Foi essa mesma coragem que levou Jessé a dizer, em horário nobre da TV aberta, que a Lava Jato é “o maior engodo da história do Brasil”. A apresentadora do Jornal da Cultura perguntou: “Engodo por quê?”

“Porque é uma mentira”, disse o sociólogo. “É uma justiça seletiva. Quando as pessoas quiseram denunciar os crimes do mercado financeiro, ninguém quis ouvir. Que Justiça é esta?”.

Teve mais:

“Emílio Odebrecht falou na sua delação sobre a Rede Globo, ninguém quis investigar. E Por que a Petrobras e por que a Odebrecht? Porque essas duas empresas são extremamente importantes para o ataque o capitalismo financeiro americano, que destruiu os Brics e o processo de inserção autônoma do Brasil, junto com Rússia, China, etc. Quer dizer: Destruir empresas de vanguarda como a Petrobras e a Odebrecht — que nenhum americano faz. Nenhum americano é idiota de acabar com milhões de empregos de suas grandes empresas. Isso não é feito. Isso só é feito aqui.
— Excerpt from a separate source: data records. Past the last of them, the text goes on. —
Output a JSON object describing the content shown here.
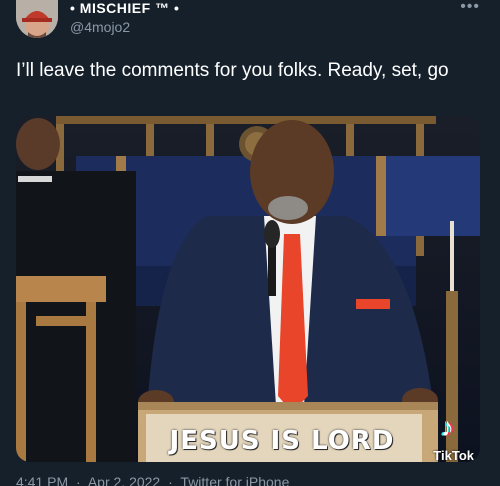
{
  "author": {
    "display_name": "• MISCHIEF ™ •",
    "handle": "@4mojo2"
  },
  "more_icon": "more-dots-icon",
  "tweet": {
    "text": "I’ll leave the comments for you folks. Ready, set, go"
  },
  "media": {
    "podium_sign": "JESUS IS LORD",
    "watermark": "TikTok"
  },
  "meta": {
    "time": "4:41 PM",
    "sep1": "·",
    "date": "Apr 2, 2022",
    "sep2": "·",
    "source": "Twitter for iPhone"
  },
  "colors": {
    "background": "#15202b",
    "secondary_text": "#8b98a5",
    "tie": "#e8452a"
  }
}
A apresentadora pediu socorro a Leandro Karnal, um comentarista antigo na casa. Ele disse o óbvio: defendeu a Lava Jato e falou em propinoduto na Petrobras.

Karnal continuará com sua cadeira cativa no Jornal da Cultura e em outros programas de TV.

Jessé corre o risco de nunca mais ser convidado — talvez seja convidado mais algum tempo, para não parecer à TV Cultura que censura os comentaristas –, mas o risco, levando em consideração o histórico das TVs, efetivamente existe.

Assim são os veículos de comunicação. Karnal e os demais não são ignorantes. São apenas espertos que entenderam que o negócio da mídia clássica, a velha imprensa, é manter o público na ignorância. Assim se ganha mais dinheiro. Todos eles, inclusive os especialistas do engodo.